Why Your Next Product Could Come from a Maker-Faire

Remember when Legos came in piece-sets as opposed to tied to some specific object? I’d just dump all 300+ (or 1000+) pieces on the floor and get building. Castles, moonscapes, a walled garden and once a huge moving city were constructed out of my imagination. 

Do you have a father or grandfather who would disappear into the basement or garage, where the “man cave” wasn’t a plush recliner with flat screen and surround sound, but a dank, rough space with tools, maybe an old radio and bits and pieces of projects that never quite got finished? My grandfather  visited an apt I was living in in NYC during the mid-90’s. Opened up one of my closets, took a few measurements, and by the next time I saw him had custom built me a shelving and drawer unit that fit perfectly into one of the closet corners.
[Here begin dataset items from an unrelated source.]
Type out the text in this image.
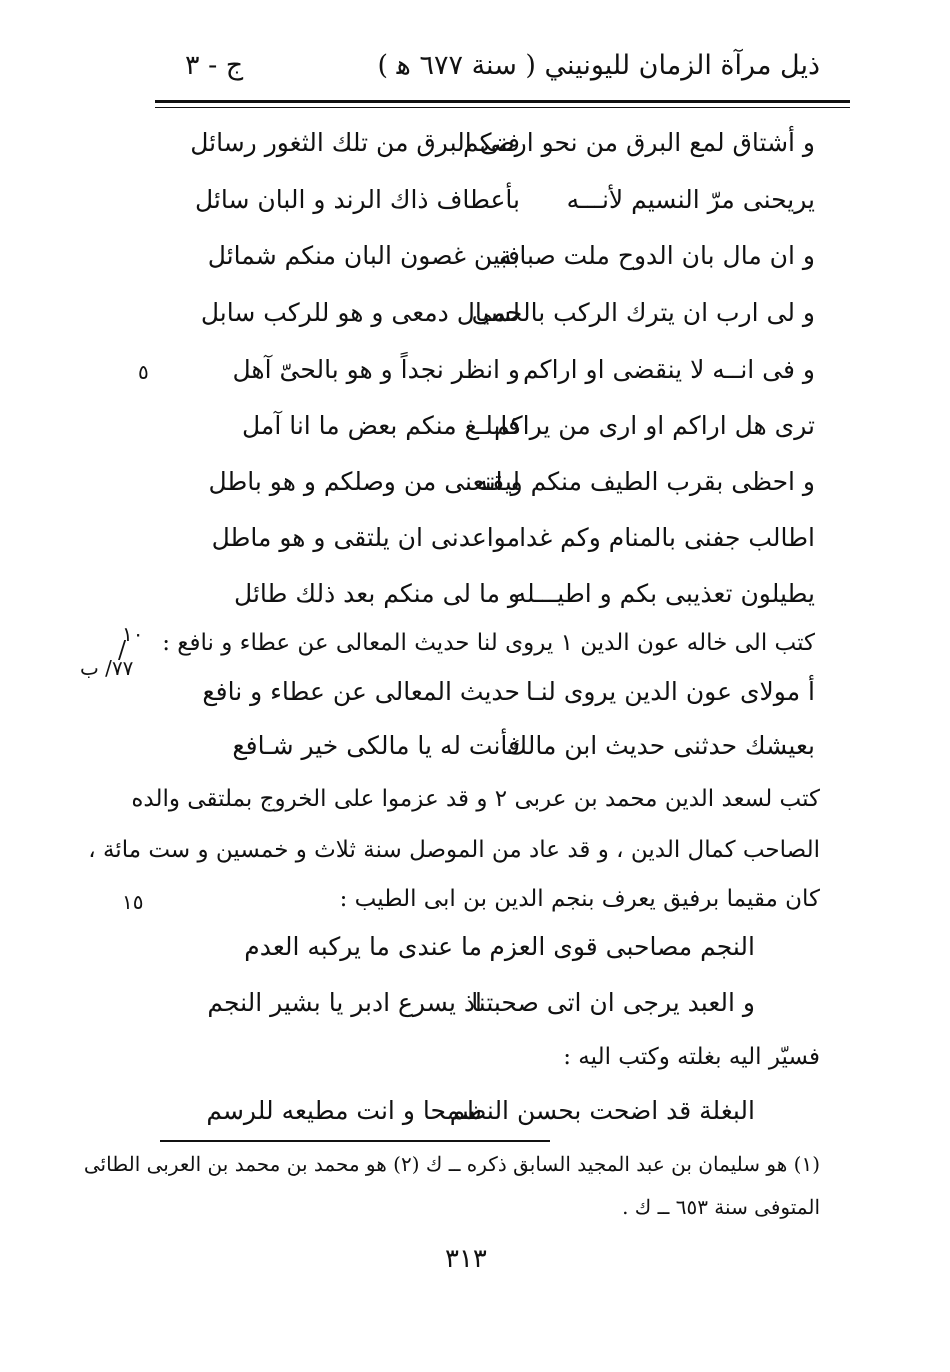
ذيل مرآة الزمان لليونيني ( سنة ٦٧٧ ﻫ )
ج - ٣
و أشتاق لمع البرق من نحو ارضكم
فنى البرق من تلك الثغور رسائل
يريحنى مرّ النسيم لأنـــه
بأعطاف ذاك الرند و البان سائل
و ان مال بان الدوح ملت صبابة
فبين غصون البان منكم شمائل
و لى ارب ان يترك الركب بالحمى
لسيال دمعى و هو للركب سابل
و فى انــه لا ينقضى او اراكم
و انظر نجداً و هو بالحىّ آهل
ترى هل اراكم او ارى من يراكم
فابلـغ منكم بعض ما انا آمل
و احظى بقرب الطيف منكم و انه
ليقنعنى من وصلكم و هو باطل
اطالب جفنى بالمنام وكم غدا
مواعدنى ان يلتقى و هو ماطل
يطيلون تعذيبى بكم و اطيـــله
و ما لى منكم بعد ذلك طائل
كتب الى خاله عون الدين ١ يروى لنا حديث المعالى عن عطاء و نافع :
/
أ مولاى عون الدين يروى لنـا
حديث المعالى عن عطاء و نافع
بعيشك حدثنى حديث ابن مالك
فأنت له يا مالكى خير شـافع
كتب لسعد الدين محمد بن عربى ٢ و قد عزموا على الخروج بملتقى والده
الصاحب كمال الدين ، و قد عاد من الموصل سنة ثلاث و خمسين و ست مائة ،
كان مقيما برفيق يعرف بنجم الدين بن ابى الطيب :
النجم مصاحبى قوى العزم
ما عندى ما يركبه العدم
و العبد يرجى ان اتى صحبتنا
اذ يسرع ادبر يا بشير النجم
فسيّر اليه بغلته وكتب اليه :
البغلة قد اضحت بحسن النظم
سمحا و انت مطيعه للرسم
٥
١٠
٧٧/ ب
١٥
(١) هو سليمان بن عبد المجيد السابق ذكره ــ ك (٢) هو محمد بن محمد بن العربى الطائى
المتوفى سنة ٦٥٣ ــ ك .
٣١٣
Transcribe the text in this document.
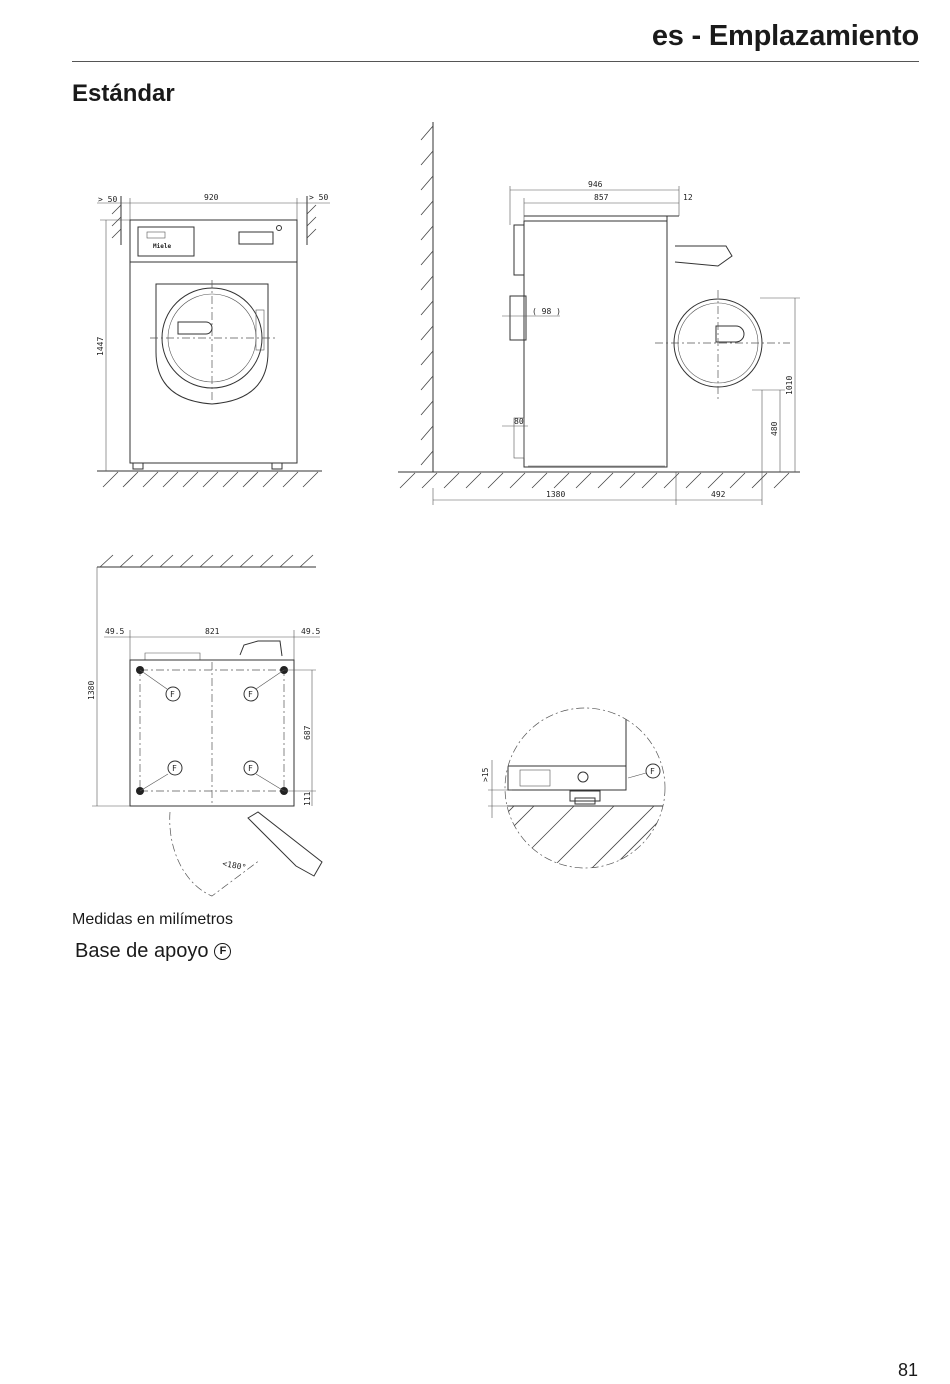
es - Emplazamiento
Estándar
Miele
> 50	920	> 50
1447
946
857	12
( 98 )
80
1380	492
1010
480
49.5	821	49.5
F	F
F	F
1380
687
111
<180°
>15	F
Medidas en milímetros
Base de apoyo	F
81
Ok, family stories aside, what’s the correlation between the two? In our day of digital age where companies are running out of inspiration for “the next big thing” and there becomes a closer and closer tie to our inherent biometrics and computing, gatherings like maker-faires or maker-groups are giving people the opportunity to once again explore the edges of their imagination.

I’m intrigued by the amount of growing interest in maker groups, many of them I see stemming out of cities where there isn’t extra space for your table saw, belt sander and Arduino kit (saw dust and soldering are never compatible), and getting a few friends together to rent a cheap space seems like a good option. 

Another side of the equation are the amount of micro devices such as Raspberry Pi’s that allow small bits of data transmitting. The opportunities to create your own personal technology are seemingly endless. 

Companies in search of inspiration should pay attention to this. Tying together people’s personal interests and/or technology could help jump start the process. Maybe the next best way to innovate your product would be to host a “maker day” and allow employees to unplug and recharge their creative juices.

I know I’m certainly interested in liberating my personal projects off the dining room table. 

Have you ever been to maker-faire or group? What would inspire you to join?